III. Applying the Framework

This model is useful in a number of contexts, whether you want to 1) tackle a specific problem you care about, 2) find a way to give back that complements your skill sets, 3) leverage your current position to promote change, 4) identify alternate paths to change, or 5) understand your own impacts or potential for impact in a broader context.

  1. Following Your Passion: If you feel strongly about a particular cause, this framework can provide a template for considering the cause’s current place in the change cycle, and which entities are most likely to influence its progress. Let’s assume the issue you care about is freeing animals from zoos. The problem is identified and arguably understood, with solutions like animal protection laws and animal sanctuaries established, but there are very few relevant laws or wider programs that can enact more than small scale change. Broader society is still in the process of accepting that zoos are a problem for animals, and mechanisms to further the cause aren’t integrated into existing frameworks. There simply aren’t laws to enforce. In this context then, an individual might focus on amplifying the issue, finding an organization under one of those umbrellas to bring zoo animals further into the public consciousness to galvanize change.
  2. Matching Change to Your Skill Sets: Use the chart to identify the actors doing the type of work you want to do.
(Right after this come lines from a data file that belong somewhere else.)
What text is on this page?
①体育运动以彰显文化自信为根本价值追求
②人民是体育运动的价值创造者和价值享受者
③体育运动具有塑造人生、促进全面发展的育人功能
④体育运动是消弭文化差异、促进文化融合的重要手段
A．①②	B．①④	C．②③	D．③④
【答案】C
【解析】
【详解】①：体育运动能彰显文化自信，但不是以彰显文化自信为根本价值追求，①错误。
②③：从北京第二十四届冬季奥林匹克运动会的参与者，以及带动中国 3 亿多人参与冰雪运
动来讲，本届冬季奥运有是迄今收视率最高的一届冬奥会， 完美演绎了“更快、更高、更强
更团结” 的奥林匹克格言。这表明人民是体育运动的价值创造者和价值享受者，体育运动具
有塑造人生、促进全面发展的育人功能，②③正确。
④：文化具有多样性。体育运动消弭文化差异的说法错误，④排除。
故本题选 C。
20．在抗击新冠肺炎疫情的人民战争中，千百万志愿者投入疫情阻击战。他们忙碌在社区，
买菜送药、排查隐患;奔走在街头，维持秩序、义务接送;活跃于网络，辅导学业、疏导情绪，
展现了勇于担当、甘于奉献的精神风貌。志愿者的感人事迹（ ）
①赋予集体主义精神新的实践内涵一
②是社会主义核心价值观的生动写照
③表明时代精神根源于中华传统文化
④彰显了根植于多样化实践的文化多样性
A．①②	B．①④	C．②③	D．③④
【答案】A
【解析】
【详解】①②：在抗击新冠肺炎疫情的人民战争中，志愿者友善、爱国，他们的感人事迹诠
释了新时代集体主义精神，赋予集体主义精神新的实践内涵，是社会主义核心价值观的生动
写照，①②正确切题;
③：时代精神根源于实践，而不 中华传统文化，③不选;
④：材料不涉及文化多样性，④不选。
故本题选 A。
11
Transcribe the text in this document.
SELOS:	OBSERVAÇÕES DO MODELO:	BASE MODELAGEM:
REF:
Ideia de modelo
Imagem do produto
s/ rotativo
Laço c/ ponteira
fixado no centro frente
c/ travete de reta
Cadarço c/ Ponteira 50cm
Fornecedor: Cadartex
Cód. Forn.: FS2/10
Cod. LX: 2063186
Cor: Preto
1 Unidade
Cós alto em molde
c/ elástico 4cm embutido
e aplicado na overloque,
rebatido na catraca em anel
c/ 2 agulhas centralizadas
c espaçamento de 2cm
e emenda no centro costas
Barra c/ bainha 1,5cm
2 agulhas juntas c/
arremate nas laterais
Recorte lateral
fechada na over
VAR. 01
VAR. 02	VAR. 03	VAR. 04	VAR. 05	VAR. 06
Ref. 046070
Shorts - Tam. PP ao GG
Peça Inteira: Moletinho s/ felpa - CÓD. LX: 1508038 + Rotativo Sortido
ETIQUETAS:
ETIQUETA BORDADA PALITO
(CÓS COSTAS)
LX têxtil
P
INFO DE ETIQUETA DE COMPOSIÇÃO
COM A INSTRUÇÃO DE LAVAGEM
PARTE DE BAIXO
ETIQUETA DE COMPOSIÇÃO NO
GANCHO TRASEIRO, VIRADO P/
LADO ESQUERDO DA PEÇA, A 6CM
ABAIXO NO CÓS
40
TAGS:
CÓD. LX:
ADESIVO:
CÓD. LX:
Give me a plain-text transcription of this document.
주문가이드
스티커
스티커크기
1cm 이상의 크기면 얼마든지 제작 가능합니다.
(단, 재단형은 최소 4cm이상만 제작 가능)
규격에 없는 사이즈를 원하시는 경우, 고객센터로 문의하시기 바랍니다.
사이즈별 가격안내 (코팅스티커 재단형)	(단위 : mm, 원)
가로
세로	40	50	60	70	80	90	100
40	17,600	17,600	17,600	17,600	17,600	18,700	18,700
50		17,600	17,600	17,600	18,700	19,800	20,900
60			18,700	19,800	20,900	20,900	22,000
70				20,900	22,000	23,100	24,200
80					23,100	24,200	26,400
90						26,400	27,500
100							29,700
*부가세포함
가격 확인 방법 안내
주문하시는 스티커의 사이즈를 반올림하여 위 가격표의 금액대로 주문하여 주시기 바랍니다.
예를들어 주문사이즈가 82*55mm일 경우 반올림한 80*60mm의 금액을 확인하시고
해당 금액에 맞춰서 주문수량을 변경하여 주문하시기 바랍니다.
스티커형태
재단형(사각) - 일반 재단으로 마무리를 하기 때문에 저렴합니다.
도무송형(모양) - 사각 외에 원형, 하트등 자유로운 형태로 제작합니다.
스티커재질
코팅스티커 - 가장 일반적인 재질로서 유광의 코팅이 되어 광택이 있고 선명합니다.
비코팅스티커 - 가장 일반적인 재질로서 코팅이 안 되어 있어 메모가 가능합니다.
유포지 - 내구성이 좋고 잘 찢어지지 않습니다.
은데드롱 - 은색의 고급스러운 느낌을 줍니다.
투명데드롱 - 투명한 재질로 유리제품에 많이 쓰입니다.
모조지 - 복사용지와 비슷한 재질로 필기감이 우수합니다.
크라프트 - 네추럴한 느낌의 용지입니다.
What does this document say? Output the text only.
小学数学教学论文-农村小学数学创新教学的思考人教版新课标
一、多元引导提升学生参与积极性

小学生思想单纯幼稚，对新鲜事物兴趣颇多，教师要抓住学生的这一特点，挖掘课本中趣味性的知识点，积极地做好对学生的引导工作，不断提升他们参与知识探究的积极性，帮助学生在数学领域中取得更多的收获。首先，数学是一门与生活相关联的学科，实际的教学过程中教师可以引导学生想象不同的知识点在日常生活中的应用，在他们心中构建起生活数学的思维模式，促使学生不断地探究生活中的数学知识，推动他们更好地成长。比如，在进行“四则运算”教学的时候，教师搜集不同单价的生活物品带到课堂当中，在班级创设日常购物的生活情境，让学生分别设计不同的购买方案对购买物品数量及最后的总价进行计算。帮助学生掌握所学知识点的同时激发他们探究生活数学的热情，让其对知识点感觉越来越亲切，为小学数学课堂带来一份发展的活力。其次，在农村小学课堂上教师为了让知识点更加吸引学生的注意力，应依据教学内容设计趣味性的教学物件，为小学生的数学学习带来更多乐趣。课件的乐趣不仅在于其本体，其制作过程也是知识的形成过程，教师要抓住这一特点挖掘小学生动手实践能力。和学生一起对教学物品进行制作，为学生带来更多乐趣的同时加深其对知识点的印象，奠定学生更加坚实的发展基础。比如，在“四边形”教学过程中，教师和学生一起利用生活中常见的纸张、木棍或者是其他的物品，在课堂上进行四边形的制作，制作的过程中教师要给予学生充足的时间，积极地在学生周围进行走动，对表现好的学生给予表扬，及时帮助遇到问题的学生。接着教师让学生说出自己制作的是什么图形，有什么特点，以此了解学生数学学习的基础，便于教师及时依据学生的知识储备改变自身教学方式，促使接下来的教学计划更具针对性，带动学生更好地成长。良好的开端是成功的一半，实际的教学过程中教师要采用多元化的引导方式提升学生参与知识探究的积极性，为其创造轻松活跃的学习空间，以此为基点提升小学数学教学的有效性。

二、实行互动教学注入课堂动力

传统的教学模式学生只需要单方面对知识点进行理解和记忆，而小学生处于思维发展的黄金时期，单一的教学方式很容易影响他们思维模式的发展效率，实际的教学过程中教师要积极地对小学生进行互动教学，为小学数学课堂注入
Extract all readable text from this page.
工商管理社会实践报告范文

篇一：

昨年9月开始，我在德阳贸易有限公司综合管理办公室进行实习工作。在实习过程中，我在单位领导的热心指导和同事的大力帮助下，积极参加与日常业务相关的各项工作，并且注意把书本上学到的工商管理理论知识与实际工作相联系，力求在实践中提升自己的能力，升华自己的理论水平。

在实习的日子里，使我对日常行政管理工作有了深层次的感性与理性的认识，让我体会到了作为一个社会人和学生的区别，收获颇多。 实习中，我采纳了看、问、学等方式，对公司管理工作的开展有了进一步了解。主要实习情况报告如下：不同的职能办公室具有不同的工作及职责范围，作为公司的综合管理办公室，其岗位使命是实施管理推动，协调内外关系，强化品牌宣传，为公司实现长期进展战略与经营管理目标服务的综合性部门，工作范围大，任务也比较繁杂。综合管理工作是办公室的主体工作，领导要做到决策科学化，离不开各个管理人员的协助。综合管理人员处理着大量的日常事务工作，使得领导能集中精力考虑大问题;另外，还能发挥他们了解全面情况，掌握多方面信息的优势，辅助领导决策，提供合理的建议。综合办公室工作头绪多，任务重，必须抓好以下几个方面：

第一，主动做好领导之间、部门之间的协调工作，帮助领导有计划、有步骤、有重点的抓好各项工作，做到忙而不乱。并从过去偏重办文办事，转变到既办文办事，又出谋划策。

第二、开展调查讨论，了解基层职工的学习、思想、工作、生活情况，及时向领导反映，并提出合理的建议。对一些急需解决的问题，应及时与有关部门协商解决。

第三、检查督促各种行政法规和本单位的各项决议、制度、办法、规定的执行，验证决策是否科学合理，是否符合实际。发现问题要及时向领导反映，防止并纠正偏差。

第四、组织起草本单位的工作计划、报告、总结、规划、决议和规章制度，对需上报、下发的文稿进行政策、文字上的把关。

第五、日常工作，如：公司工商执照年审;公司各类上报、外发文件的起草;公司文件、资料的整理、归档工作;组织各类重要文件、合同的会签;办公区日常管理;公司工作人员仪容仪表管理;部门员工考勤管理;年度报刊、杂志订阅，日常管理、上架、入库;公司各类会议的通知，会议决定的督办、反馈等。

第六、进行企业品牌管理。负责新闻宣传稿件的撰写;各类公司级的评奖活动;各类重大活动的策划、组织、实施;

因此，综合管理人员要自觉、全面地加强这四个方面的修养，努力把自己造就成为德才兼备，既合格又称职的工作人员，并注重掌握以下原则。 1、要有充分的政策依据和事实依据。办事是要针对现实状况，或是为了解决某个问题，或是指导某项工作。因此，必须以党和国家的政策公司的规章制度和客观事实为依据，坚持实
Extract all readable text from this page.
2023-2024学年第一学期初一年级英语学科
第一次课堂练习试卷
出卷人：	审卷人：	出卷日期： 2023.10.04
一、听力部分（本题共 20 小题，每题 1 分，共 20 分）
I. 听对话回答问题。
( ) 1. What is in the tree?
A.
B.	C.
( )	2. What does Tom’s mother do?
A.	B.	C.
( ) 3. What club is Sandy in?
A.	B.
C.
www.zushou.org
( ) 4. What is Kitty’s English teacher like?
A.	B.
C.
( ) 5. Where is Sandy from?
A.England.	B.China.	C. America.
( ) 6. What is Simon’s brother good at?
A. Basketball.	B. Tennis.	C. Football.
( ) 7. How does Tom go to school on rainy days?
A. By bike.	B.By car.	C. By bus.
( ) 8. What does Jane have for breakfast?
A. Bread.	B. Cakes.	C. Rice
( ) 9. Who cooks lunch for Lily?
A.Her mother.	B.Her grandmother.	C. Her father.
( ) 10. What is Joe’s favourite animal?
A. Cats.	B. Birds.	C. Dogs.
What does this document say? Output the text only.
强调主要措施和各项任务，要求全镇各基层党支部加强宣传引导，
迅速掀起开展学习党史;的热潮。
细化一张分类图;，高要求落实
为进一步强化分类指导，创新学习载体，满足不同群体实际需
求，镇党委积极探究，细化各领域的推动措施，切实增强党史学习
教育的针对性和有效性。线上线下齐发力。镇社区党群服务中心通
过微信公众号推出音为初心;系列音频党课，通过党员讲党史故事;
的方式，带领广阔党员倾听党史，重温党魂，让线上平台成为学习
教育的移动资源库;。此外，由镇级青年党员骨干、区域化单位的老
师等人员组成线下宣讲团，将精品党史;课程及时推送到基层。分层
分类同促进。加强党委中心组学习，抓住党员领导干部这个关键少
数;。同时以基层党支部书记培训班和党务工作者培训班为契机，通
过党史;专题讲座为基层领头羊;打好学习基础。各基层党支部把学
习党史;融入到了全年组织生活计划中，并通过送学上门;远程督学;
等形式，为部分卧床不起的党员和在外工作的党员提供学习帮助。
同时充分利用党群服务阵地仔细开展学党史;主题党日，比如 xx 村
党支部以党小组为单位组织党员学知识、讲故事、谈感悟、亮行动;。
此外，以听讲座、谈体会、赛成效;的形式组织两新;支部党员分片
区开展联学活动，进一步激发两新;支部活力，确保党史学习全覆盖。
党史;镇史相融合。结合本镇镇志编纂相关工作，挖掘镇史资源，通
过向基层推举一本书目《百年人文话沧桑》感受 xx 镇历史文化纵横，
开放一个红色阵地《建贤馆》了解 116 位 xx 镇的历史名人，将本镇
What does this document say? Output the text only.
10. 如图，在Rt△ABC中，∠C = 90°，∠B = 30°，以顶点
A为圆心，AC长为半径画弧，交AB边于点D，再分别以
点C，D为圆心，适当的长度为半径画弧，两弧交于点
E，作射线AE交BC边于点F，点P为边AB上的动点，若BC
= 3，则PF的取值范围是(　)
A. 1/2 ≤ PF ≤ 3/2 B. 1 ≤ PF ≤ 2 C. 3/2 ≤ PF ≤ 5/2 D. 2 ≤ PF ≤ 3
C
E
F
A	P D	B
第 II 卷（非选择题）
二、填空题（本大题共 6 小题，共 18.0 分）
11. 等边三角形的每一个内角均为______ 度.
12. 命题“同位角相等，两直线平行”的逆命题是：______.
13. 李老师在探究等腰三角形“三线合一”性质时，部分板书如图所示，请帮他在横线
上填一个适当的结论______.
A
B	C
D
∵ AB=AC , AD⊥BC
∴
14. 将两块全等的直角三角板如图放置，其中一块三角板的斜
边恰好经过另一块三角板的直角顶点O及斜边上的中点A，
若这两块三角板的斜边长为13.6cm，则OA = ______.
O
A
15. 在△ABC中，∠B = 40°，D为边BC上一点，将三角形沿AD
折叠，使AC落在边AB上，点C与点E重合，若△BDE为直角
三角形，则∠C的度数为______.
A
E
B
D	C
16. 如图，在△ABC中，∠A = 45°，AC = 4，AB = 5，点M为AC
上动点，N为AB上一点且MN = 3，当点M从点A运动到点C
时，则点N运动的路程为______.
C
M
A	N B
Those who enjoy thinking about problems and cutting edge research would do well to consider organizations in the Identifying Problems and Visioning Solutions stages of the cycle. Those who want to physically see the results of their efforts may best fit at an entity in the Implementing Ideas stage. Those who enjoy persuasion and public discourse may best fit in a place Amplifying Issues.
  3. Working Within Your Current Position: For a person already working in a stable organization, the chart can help clarify where you can best leverage your career to support positive change. Someone working at a major corporation and passionate about the environment can urge procurement practices emphasizing sustainability. Politicians can leverage relationships with nonprofits, think tanks, and small businesses, to give them targeted solutions that help their constituents, rather than trying to grow ideas entirely within their own offices.
  4. Finding Alternate Paths: There will be instances where one or more of the cycle stages or actors seems blocked. Politicians from an opposing political party will refuse to integrate solutions into the relevant frameworks. Some solutions are too large to be implemented—world peace remains elusive, despite all the problems it would solve. Use the chart to brainstorm previously unexplored paths to change for a particular problem.
  5. Understanding Your Contribution: The change cycle highlights the vast diversity of change levers available to a motivated individual. Where solutions to zoo animal captivity are not implemented, work to sufficiently amplify the cause. Where national politicians rest in gridlock on climate change, find likeminded state and local politicians, use advocacy groups to replace them, or invest in a solar panel business. Thousands of ways to disrupt our society exist, and there is always a new potential avenue to incremental success.

 

IV. Conclusion

Ultimately, none of us can singlehandedly transform our community. However, to paraphrase former Phoenix Mayor and Arizona Attorney General Terry Goddard, we can take change that was going to happen anyway and make it happen faster. Society can feel amorphous and stagnant, but focusing on the phases of change can help individuals measure our own contributions to progress.